# LFD Cam Cabinet #1



## mphilipp (Jul 19, 2007)

My latest aquisition from the devil site. A very nice smoke. This is reviewed in the non-habanos section. Very enjoyable smoke.


----------



## cybervee-cl (Oct 24, 2007)

What size are those? The look to be about 7 x 55 by the picture.


----------



## karmaz00 (Dec 5, 2007)

wow.nice one


----------



## mphilipp (Jul 19, 2007)

My apologies on the description. These are the #1 size. The La Flor Cameroon Cabinet comes in three sizes: No. 1, which measures 6 1/2 inches by 44 ring gauge; No. 4, which is 6 1/4 inches by 54 ring; and No. 5, at 5 by 50.


----------



## DOZER (Sep 30, 2007)

:dribble::dribble::dribble::dribble:


----------



## smokinj (Jan 16, 2008)

Nice looking smokes. Looking forward to a review


----------



## Brazilla-cl (Feb 20, 2008)

I can tell you these, as well as all of the LFD Cabinet Series, are excellent smokes. All specially hand selected by Lito himself.


----------



## Tha Criddler (Jul 26, 2007)

Those are one of my all time favorite smokes.


----------



## boxer757 (Apr 18, 2007)

Excellent choice, these are very good and get overlooked way too often in my experience!


----------



## doblemaduro (Jun 24, 2007)

That is just way too many to store. I have humi space just the right size for those and would be happy to store them for you.


----------



## sofaman (Jun 20, 2007)

Those look mighty tasty!!!


----------



## jitzy (Jan 7, 2007)

those are freakin awesome smokes you will love them


----------



## Sea Jay (Jan 28, 2008)

Very nice!
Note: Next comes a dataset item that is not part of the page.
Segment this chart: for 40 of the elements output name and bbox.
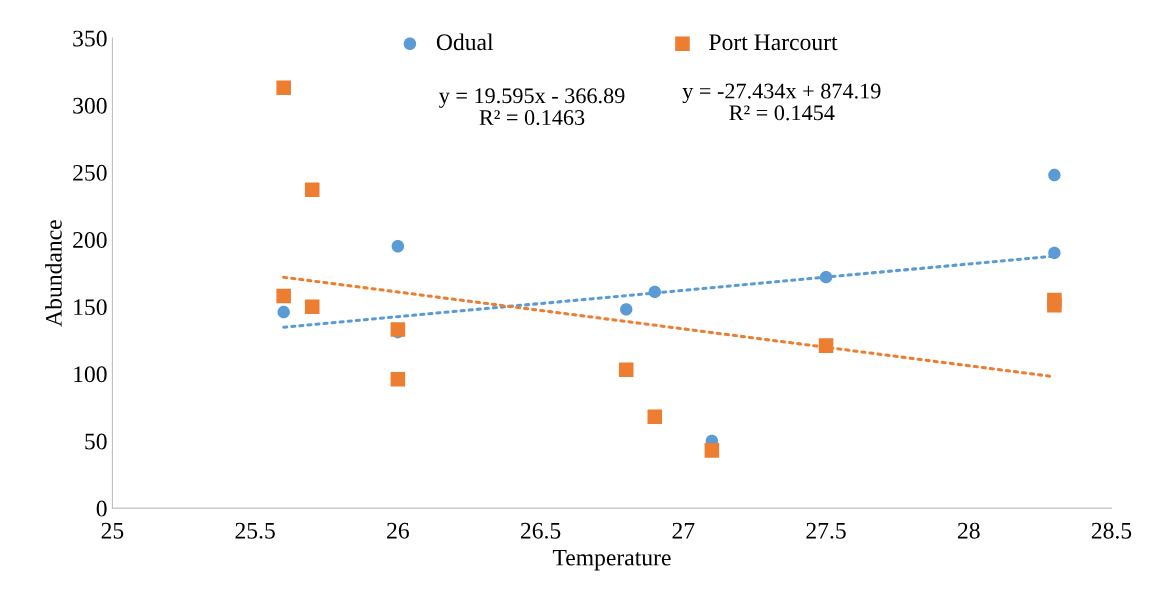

Those are excellent smokes. You won't be disapointed.


----------



## LkyLindy (Feb 1, 2008)

Nice smokes-very nice


----------



## Doogie (Oct 15, 2007)

yummy:dribble::dribble:


----------



## tx_tuff (Jun 16, 2007)

Man I didn't know the devil site sold good cigars!


----------



## Cypress (Jun 27, 2007)

Nice pick up.


----------



## Brazilla-cl (Feb 20, 2008)

tx_tuff said:


> Man I didn't know the devil site sold good cigars!


Surely you jest! *OMG!!!! he did get them on CB!!!*


----------



## boomerd35 (Apr 24, 2007)

I just had another one of these, and I didn't want to put it down. It's a great smoke!!


----------



## Wingfan13-cl (Apr 30, 2007)

boomerd35 said:


> I just had another one of these, and I didn't want to put it down. It's a great smoke!!


I just had one recently also and really enjoyed it. I have been searching Cbid ever since.


----------



## hiway_86 (Jan 9, 2008)

Very nice!! Those look great!! I have been wanting to try those after hearing such good things


----------



## amateurke (Mar 28, 2008)

Never smoked these, but looking at the posts above, you have there a bunch of exellent cigars! Enjoy them!


----------



## happy1 (Jun 29, 2007)

Good looking smokes


----------



## baba (Nov 5, 2007)

Great buy! Good smoke - and I believe it is a limited run.


----------



## m69c44 (Nov 5, 2007)

Man Those look so yummy:dribble:


----------



## ezmoney5150 (Jan 23, 2008)

That is one of Litto's masterpieces' that I haven't tried yet. I'm sure it's great just like everything else he does.


----------